Date: Wed, 2 May 2007 08:15:32 -0700
Reply-To: z <gzuckier@SNAIL-MAIL.NET>
Sender: "SAS(r) Discussion" <SAS-L@LISTSERV.UGA.EDU>
From: z <gzuckier@SNAIL-MAIL.NET>
Organization: http://groups.google.com
Subject: Re: Cleaning ICD9 codes
In-Reply-To: <1178049878.018281.194260@y5g2000hsa.googlegroups.com>
Content-Type: text/plain; charset="iso-8859-1"
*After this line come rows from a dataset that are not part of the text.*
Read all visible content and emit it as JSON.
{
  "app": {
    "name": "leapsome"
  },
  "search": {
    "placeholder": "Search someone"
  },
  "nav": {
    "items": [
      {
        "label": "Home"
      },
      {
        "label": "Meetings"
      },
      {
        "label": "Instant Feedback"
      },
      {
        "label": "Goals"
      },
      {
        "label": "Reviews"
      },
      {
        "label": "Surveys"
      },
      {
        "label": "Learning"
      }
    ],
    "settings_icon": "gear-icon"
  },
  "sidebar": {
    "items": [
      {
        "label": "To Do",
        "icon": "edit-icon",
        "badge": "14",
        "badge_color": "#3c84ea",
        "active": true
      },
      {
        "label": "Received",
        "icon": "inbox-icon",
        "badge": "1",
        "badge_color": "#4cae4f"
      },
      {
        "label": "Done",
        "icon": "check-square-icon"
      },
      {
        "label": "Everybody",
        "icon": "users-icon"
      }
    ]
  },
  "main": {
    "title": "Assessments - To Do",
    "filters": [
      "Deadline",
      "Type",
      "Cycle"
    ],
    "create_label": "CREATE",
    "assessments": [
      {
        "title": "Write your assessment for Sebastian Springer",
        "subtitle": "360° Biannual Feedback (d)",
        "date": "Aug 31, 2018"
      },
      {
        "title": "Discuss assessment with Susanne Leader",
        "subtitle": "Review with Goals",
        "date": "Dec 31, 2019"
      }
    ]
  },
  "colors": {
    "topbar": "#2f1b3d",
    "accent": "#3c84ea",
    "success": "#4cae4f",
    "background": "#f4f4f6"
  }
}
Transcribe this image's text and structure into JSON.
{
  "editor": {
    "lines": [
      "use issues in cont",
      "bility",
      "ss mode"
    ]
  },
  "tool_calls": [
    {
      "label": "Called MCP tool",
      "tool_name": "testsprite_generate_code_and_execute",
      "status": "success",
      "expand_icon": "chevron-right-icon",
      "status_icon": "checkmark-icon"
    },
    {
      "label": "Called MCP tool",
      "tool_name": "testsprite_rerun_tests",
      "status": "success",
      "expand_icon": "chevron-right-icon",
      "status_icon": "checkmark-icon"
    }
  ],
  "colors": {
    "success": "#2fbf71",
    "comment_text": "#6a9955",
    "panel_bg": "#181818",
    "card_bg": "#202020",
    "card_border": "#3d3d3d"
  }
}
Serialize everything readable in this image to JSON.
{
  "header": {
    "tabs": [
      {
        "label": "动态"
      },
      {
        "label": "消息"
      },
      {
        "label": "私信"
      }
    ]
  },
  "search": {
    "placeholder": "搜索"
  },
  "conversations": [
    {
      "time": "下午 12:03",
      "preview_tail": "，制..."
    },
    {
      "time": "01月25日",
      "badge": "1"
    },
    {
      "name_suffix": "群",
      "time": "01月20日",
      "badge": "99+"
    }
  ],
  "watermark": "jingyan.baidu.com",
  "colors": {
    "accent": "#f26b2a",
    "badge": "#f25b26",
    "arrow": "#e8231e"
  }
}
On May 1, 4:04 pm, jofo <joey.fo...@gmail.com> wrote:
> Hi All,
>
> I have some ICD9 codes that I would like to standardize before I
> search through.
>
> Some have decimals, most do not.
>
> I would like to remove the decimal or space in place.
> I tried this...
>
> data nodot;
> set test;
> array dx{8} $ dx1-dx8;
> array dxcode{8};
>
> do i=1 to 8;
> if length(dx{i})then do;
> dxcode{i} = prxchange('s/(?:(.+)((\.)|(\s))(\d+))/$1$3/',0,
> dx{i});
> end;
> end;
> run;
>
> This fails miserably though.
>
> Anyone know of a way to remove a dot or space from the middle of the
> code?
> Anyone know if this is a bad idea and should be avoided?
>
> Thanks.
My experience, you get pretty good results by using a character format
(so that it's left aligned, and to handle V codes, etc.), then using
compress function to eliminate the period. In a character format, the
period becomes redundant to the length of the code. I.e., 001 is
distinct from 001.0 even if you eliminate the period.
|